We will use the property

Tr (C D) \leq ∥C∥ Tr (D),

where

C, D \in R^{d \times d}

and

C, D > 0;

see for example, [17]. Note that,

\begin{matrix} Tr (F (A) - F (B)) = \\ \sum_{i} α_{i} Tr (S_{i} ({(S_{i} + I γ / 2 + A β_{i})}^{- 1} - {(S_{i} + I γ / 2 + B β_{i})}^{- 1}) S_{i}) = \\ \sum_{i} α_{i} β_{i} Tr (S_{i} {(S_{i} + I γ / 2 + A β_{i})}^{- 1} (B - A) {(S_{i} + I γ / 2 + B β_{i})}^{- 1} S_{i}) = \\ \sum_{i} α_{i} β_{i} Tr ({(S_{i} + I γ / 2 + B β_{i})}^{- 1} S_{i} S_{i} {(S_{i} + I γ / 2 + A β_{i})}^{- 1} (B - A)) \leq \\ \sum_{i} α_{i} β_{i} ∥{(S_{i} + I γ / 2 + B β_{i})}^{- 1} S_{i} S_{i} {(S_{i} + I γ / 2 + A β_{i})}^{- 1}∥ Tr (B - A) < \\ c Tr (B - A) \sum_{i} α_{i} β_{i} = c Tr (A - B), \end{matrix}

where

c \in (0, 1) .

The second inequality follows from the matrix

S_{i} {(S_{i} + I γ / 2 - A β_{i})}^{- 1}

(respectively,

S_{i} {(S_{i} + I γ / 2 - B β_{i})}^{- 1})

being similar to a symmetric matrix, and with eigenvalues contained in

(0, 1)

because

A \in T

(B \in T)

implies

I γ / 2 - A β_{i} > 0

(I γ / 2 - B β_{i} > 0) .

□

Next we will establish Theorem 1, which is restated below.

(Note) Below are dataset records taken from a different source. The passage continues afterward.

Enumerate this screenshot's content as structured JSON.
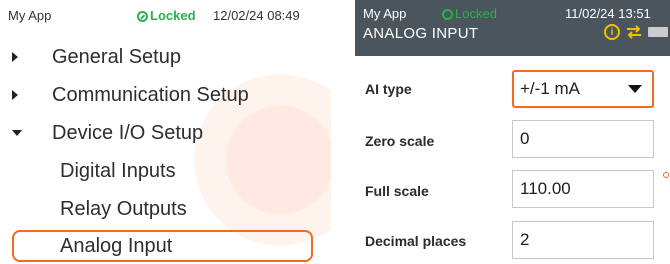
{
  "left": {
    "status": {
      "app": "My App",
      "lock": "Locked",
      "datetime": "12/02/24 08:49"
    },
    "menu": [
      {
        "label": "General Setup",
        "expanded": false
      },
      {
        "label": "Communication Setup",
        "expanded": false
      },
      {
        "label": "Device I/O Setup",
        "expanded": true
      },
      {
        "label": "Digital Inputs"
      },
      {
        "label": "Relay Outputs"
      },
      {
        "label": "Analog Input",
        "selected": true
      }
    ]
  },
  "right": {
    "status": {
      "app": "My App",
      "lock": "Locked",
      "datetime": "11/02/24 13:51"
    },
    "title": "ANALOG INPUT",
    "icons": [
      "info-icon",
      "swap-arrows-icon",
      "battery-icon"
    ],
    "fields": [
      {
        "label": "AI type",
        "value": "+/-1 mA",
        "type": "select",
        "focused": true
      },
      {
        "label": "Zero scale",
        "value": "0",
        "type": "input"
      },
      {
        "label": "Full scale",
        "value": "110.00",
        "type": "input"
      },
      {
        "label": "Decimal places",
        "value": "2",
        "type": "input"
      }
    ]
  },
  "colors": {
    "accent": "#f26b21",
    "locked": "#2bb04a",
    "header_bg": "#4a555d",
    "info": "#f5c000"
  }
}
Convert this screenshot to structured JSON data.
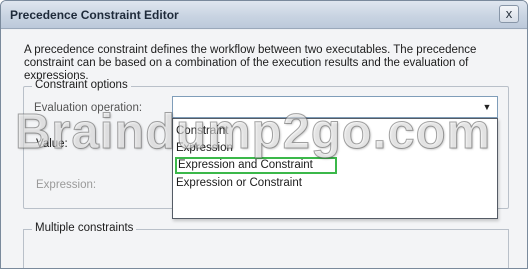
{
  "window": {
    "title": "Precedence Constraint Editor",
    "close_glyph": "x"
  },
  "description": "A precedence constraint defines the workflow between two executables. The precedence constraint can be based on a combination of the execution results and the evaluation of expressions.",
  "constraint_options": {
    "group_label": "Constraint options",
    "evaluation_label": "Evaluation operation:",
    "value_label": "Value:",
    "expression_label": "Expression:",
    "combo_arrow_icon": "chevron-down-icon",
    "dropdown_items": [
      "Constraint",
      "Expression",
      "Expression and Constraint",
      "Expression or Constraint"
    ],
    "highlighted_item": "Expression and Constraint",
    "highlight_color": "#3bb84a"
  },
  "multiple_constraints": {
    "group_label": "Multiple constraints"
  },
  "watermark": "Braindump2go.com"
}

This is a slightly more general version of the theorem in the main text where the objective function in Equation (10) is a weighted average of

W_{γ}^{2} (p_{1}, q)

and

W_{γ}^{2} (p_{2}, q)

.

Theorem A1.

Let

λ \in (0, 1)

and

p_{1}

and

p_{2}

be Gaussian density functions with means

μ_{1}, μ_{2} \in R^{d},

and variance matrices,

S_{1}, S_{2} \in R^{d \times d} .

The regularized Wasserstein barycenter between

p_{1}

and

p_{2}

is given by the density function of

N (μ_{B}, S_{B}),

where

μ_{B} \in R^{d}

and

S_{B} \in R^{d \times d}

are defined by,

\begin{matrix} μ_{B} : = & λ μ_{1} + (1 - λ) μ_{2} \\ S_{B} : = & {(V 2 λ / γ + I)}^{- 1} (V λ + I γ / 2 + S_{2}) {(V 2 λ / γ + I)}^{- 1} \\ = & {(V 2 (λ - 1) / γ + I)}^{- 1} (V (λ - 1) + I γ / 2 + S_{1}) {(V 2 (λ - 1) / γ + I)}^{- 1}, \end{matrix}

where

V \in R^{d \times d}

is the unique symmetric matrix that satisfies these equalities and

- I γ / (2 λ) < V < I γ / (2 (1 - λ)) .

Also, the iterates of the following series converge to V when

V^{(0)} : = 0_{d \times d},

V^{(k + 1)} = S_{2} - S_{1} + S_{1} {(S_{1} + I γ / 2 - V^{(k)} (1 - λ))}^{- 1} S_{1} - S_{2} {(S_{2} + I γ / 2 + V^{(k)} λ)}^{- 1} S_{2} .

Proof.

Let

ϕ : R^{d} \to R

be defined as,

ϕ (z) : = exp (- {∥z∥}_{2}^{2} / γ),

and, for a given function

f : R^{d} \to R,

we will denote the convolution of

f (z)

and

ϕ (z)

as,

f (z) ⊛ ϕ (z) : = \int_{R^{d}} f (t) ϕ (z - t) d t .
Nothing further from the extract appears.